Because some operating system environment APIs require messages between a client and its server, an assumption has developed that system calls in NT are expensive. However, NT's LPC facility is highly optimized and very efficient. Nevertheless, Microsoft removed the most LPC-intensive portion of NT 3.51's Win32 operating system environment. Figure 5 shows NT 3.51 Win32 architecture, and Figure 6 shows the change to this architecture in NT 4.0.
Figure 5 Figure 6





The Win32 environment includes graphics and user-interface functions, which are implemented in its graphics device interface (GDI) and User components.

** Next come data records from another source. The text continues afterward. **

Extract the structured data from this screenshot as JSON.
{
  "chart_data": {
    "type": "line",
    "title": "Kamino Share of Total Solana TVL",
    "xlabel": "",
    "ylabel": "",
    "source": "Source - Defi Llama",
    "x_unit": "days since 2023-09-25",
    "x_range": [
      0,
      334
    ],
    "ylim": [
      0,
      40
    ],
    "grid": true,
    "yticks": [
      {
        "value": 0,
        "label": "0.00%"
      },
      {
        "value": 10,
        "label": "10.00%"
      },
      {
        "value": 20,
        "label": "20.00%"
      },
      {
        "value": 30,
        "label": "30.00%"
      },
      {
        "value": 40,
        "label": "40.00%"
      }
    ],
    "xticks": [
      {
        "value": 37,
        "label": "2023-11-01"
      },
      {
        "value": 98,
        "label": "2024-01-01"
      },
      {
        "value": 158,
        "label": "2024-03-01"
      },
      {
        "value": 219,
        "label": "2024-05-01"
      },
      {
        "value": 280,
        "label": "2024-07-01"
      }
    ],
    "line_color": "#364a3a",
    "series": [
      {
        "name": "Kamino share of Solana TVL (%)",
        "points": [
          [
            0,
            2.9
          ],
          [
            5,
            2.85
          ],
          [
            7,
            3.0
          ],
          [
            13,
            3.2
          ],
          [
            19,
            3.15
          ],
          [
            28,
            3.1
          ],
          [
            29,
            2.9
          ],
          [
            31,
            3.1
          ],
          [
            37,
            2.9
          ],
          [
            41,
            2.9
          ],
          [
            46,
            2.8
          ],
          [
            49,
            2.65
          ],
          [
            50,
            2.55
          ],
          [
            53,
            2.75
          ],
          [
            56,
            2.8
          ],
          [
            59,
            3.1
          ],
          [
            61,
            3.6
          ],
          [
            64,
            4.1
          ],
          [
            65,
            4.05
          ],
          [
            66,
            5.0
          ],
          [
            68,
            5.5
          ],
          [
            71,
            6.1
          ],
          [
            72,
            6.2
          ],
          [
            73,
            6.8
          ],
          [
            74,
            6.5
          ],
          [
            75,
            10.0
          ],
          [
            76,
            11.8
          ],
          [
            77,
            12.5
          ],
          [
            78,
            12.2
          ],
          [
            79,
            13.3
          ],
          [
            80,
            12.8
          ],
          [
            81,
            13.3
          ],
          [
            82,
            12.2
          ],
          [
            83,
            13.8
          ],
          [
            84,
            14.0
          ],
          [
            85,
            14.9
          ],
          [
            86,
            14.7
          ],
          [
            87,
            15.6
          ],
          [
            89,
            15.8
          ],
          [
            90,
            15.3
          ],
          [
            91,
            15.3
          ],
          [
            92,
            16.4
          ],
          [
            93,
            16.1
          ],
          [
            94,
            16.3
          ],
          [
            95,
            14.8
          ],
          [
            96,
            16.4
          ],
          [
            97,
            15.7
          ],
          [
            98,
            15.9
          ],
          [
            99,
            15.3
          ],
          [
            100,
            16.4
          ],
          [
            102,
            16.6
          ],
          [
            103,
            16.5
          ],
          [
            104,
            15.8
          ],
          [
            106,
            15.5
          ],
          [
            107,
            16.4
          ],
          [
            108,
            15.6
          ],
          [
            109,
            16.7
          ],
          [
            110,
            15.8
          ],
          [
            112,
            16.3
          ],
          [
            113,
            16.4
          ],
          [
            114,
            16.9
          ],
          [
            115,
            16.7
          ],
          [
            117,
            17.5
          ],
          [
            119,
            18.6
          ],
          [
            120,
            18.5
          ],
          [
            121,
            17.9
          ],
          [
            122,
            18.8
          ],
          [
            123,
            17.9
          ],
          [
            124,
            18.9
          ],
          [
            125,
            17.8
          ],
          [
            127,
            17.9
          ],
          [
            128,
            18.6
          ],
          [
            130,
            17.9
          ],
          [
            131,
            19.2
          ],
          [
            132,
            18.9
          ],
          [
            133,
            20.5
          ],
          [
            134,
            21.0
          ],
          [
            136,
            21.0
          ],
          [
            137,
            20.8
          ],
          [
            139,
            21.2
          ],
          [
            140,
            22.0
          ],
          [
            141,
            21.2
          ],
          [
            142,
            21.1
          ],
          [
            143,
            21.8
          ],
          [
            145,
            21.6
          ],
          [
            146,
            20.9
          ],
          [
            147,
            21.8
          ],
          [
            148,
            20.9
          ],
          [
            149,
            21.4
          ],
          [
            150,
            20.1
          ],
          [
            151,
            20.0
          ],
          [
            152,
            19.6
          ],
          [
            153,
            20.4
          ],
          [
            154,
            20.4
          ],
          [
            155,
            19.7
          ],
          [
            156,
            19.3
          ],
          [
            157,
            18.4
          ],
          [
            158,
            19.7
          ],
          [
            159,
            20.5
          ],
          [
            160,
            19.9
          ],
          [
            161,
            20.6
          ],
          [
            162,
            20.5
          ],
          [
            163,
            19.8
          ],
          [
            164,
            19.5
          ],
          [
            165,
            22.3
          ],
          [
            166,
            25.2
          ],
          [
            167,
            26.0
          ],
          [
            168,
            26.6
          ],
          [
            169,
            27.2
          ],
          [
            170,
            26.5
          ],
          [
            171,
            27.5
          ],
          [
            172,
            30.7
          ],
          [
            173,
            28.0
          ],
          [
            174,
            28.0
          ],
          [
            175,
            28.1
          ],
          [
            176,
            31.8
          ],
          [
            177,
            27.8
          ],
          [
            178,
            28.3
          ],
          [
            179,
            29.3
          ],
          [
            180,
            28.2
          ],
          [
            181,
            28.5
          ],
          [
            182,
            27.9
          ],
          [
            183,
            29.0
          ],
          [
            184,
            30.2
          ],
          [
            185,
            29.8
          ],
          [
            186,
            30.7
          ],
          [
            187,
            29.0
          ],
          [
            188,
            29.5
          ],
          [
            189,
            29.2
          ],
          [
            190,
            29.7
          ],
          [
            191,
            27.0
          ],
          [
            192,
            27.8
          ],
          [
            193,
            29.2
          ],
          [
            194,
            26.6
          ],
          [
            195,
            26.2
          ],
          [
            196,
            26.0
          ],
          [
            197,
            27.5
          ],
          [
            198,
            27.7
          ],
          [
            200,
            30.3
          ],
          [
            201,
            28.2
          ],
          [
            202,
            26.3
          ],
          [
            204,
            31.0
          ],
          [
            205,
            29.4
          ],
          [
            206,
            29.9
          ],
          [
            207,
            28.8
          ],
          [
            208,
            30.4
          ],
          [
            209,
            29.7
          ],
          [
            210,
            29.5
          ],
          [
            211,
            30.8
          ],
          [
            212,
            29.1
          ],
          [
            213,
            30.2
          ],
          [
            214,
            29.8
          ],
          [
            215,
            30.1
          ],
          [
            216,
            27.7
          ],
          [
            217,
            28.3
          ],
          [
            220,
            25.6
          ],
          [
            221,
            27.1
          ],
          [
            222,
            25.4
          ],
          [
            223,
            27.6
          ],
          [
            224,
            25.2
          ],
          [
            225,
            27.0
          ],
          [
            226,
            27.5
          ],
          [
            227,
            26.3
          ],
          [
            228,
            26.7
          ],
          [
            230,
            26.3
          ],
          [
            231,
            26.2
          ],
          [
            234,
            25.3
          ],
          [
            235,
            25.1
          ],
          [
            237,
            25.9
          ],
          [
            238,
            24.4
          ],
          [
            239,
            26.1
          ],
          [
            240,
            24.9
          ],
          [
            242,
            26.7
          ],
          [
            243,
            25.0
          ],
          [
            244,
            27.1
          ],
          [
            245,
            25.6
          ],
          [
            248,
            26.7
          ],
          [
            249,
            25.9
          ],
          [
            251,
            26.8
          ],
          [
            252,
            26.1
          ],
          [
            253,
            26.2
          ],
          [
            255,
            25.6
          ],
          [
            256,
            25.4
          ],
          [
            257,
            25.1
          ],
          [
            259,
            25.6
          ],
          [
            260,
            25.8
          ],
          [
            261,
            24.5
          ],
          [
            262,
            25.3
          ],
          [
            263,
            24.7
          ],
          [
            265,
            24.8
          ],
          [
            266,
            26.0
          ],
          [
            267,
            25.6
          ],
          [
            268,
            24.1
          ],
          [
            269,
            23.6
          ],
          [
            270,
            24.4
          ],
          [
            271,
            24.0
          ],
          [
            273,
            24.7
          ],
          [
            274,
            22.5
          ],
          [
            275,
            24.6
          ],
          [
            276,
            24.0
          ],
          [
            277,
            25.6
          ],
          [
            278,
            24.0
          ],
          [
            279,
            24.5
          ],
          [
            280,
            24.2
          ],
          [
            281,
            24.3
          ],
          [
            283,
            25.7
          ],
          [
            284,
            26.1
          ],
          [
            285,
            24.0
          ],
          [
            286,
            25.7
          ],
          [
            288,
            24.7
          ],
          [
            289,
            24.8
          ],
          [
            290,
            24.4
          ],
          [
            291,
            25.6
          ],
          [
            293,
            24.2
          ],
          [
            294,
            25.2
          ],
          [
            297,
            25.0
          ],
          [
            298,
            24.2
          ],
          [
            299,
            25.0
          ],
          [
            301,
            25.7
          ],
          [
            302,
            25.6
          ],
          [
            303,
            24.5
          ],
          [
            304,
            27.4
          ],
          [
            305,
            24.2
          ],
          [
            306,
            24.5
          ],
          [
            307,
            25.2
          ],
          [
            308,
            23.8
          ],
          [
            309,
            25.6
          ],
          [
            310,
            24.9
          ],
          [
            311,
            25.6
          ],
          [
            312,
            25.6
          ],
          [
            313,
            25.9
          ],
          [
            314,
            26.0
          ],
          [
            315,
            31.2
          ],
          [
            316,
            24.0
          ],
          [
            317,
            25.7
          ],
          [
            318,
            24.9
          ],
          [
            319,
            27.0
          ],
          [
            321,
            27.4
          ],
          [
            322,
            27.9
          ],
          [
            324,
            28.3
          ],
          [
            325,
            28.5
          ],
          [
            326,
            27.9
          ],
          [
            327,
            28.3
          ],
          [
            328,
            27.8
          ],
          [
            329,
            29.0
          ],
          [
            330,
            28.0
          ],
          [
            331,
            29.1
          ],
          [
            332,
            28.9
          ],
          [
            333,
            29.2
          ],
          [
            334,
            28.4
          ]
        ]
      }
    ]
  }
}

In NT 3.51, whenever a Win32 program makes a drawing or user-interface call, the GDI or User client-side DLLs make LPC calls to the Win32 server (CSRSS.EXE). Those LPC calls to the server cause Win32's sluggish performance--the bane of microkernel-based operating systems. In NT 4.0, the User and GDI components move from user mode into kernel mode as a new Executive subsystem, Win32K.SYS. When a drawing call is made, the client-side GDI's DLL makes a new native system call into kernel mode, where the request is carried out (Win32 native system calls didn't exist in NT 3.5x). There is no message passing and no context switches--just a switch from user mode to kernel mode and back. This optimization has a dramatic effect on the performance of Win32 applications.